Double exposures, triple exposures, quadruple exposures, abstractions, confusions, distractions, mistakes, happy accidents, orchestrated layers, image x image…basically a collection of multiples shot with my Nikon FM2n, Olympus Trip 35, and Vivitar Ultra Wide and Slim cameras.
Some moments in time I have captured with human beings, either in portraits or street photography.
I have always loved to photograph power lines. If I can insert a power line into an image, I will usually do so. There’s something about the way the lines grid and cut through the image, providing a way to shift away the focus of the eye when looking at an image. It kind of adds some abstract photographic “noise” to the image that I find incredibly pleasing. These are a few of such images over the last decade plus.
In December of 2022, I went to Mexico City for the first time. I quickly became smitten with this magical city. I walked eighty-two miles in eight days, taking fotos, absorbing, eating amazing food, etc. In February of 2024, I returned for nine days of more of the same. This visit was over a hundred miles of endless flaneuring, cameras in hand, blistered feet, sore 50 something knees, a strip of sunburned neck where sunscreen was missed. Of over seven hundred images I took on the two trips, these are a small selection of them—more are scattered in some other sections.
Pretty much as the title says—the city at night, all neon drenched, shadowy, and romantic.
There's something about a vacant parking lot or structure that makes me think I have stepped into a dystopian future. Concrete, artificial fluorescent lights, and the emptiness of space combine to create a lonely vision of a stark dystopian world.

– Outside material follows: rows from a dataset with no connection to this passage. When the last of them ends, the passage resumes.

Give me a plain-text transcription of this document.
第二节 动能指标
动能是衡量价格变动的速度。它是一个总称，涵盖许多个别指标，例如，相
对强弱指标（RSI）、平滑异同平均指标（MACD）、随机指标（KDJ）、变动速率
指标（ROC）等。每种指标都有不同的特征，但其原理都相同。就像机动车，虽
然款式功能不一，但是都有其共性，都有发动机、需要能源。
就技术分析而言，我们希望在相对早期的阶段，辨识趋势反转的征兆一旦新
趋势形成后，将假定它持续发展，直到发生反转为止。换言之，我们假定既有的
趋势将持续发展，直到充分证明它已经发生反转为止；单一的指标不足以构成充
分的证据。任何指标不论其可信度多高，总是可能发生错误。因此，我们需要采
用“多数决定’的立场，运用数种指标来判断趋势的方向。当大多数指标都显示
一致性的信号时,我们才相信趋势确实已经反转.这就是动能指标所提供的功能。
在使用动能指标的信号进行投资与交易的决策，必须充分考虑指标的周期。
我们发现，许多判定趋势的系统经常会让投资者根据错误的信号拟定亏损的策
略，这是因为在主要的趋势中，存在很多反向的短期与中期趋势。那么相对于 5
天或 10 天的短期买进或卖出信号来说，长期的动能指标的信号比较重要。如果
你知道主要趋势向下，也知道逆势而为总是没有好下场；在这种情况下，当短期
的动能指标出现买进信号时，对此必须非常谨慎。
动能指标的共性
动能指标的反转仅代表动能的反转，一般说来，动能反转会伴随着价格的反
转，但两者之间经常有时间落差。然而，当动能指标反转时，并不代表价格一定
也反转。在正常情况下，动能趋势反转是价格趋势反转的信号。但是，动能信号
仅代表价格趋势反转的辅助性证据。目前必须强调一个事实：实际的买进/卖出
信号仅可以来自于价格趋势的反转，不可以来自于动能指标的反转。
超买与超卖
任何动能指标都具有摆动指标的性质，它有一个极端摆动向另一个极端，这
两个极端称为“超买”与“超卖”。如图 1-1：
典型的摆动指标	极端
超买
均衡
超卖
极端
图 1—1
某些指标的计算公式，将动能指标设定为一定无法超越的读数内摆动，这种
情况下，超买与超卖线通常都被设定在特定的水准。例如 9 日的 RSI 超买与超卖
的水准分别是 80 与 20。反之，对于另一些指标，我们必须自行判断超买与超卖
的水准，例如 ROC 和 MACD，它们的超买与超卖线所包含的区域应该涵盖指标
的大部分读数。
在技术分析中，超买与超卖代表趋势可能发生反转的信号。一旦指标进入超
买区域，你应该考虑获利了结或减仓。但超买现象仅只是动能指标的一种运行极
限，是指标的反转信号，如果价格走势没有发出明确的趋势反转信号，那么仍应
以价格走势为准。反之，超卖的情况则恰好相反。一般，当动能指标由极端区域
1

I have been taking photographs of old movie theatres across America and in other countries for decades. Some are still operating, many more are vacant or being used for something other than screening films. In 2011 I decided to re-shoot these unused theatres across my home state of Oklahoma with my Hasselblad 500 C/M. I spent well over a year criss-crossing the state, trying to capture every theatre and drive-in that I knew of. My hope is that by exposing the harsh, unforgiving neglect of these structures in vibrant, beautiful color, I can shed new light on architectural gems that were once the focal point of their communities.
In early 2017 I went to Paris and lugged my Hasselblad 500 C/M all over the city for ten straight days. Here are a few of the images from that trip and a bit about that first photo. The carrousel de Paris was spinning quite fast and I couldn’t make out any of what was written on it. As usual with me, I was shooting with my Hassy handheld and I don’t like taking more than one image of my subject—I get one crack at it. I guessed at when it looked like more type was spinning by and this is the photo I got. It couldn’t have been more perfect if the carrousel was not moving at all. I’m tremendously proud of that one and my photographic instincts.
I moved to Kansas City, Missouri in 2019. I had some carefree months living downtown, surrounded by old brick buildings, a bustling urban environment and was taking a lot of photographs. Then we had a little pandemic and my desire to take photos was crushed. But, summer of 2021, I picked up my cameras and fell back in love with looking through the lens, the sound they make, & the way they feel in my hands. It will always be love.
I was born in Muskogee and raised in rural Oklahoma. Although I’ve lived in a lot of other cities in my life and despite the overabundance of a certain type of political fanatic who run amok, Oklahoma will always be something I’m proud to call home. I consider myself a throwback, early 20th century type of Okie, part agrarian socialist, part independent freethinker. Here’s some images from the thousands of fotos of Oklahoma that I’ve taken.
I am not Catholic. I have never even gone to a Mass. But, as I grew up in Southern Baptist churches in various small towns in Oklahoma, I was pulled toward religious and Catholic iconography like a magnet.
During breaks at work, I often go on walks in the Kansas City, Kansas Strawberry Hill neighborhood. On these walks, I noticed in many yards references to their Croatian Catholic heritage with small statues, often surrounded by flowers or plants. I decided it might be a fun project worthy of a name, hence Catholic Gardens was started. These are images from my walks in Strawberry Hill with some other Catholic related shots from the last couple of years. Mexico City was a great place to add to Catholic Gardens.
I lived in Los Angeles, California from 2011 to 2018. Here are some photographs I took in Los Angeles and California when I lived there and on return visits.
Tulsans have long been connected to the Arkansas River. While the city has grown steadily along the shoreline, the river remains largely unchanged. Perhaps without realizing it, the photographic subjects are connecting with the river in the most traditional way possible: fishing. Fishing the Arkansas River is an honest, spare, direct look at the river and the people who gravitate to its waters.
A collection of half frame images that create natural diptychs made in 35mm frames. All images made with a 1970s era Olympus Pen FT and a pair of early 2000s Golden Half cameras.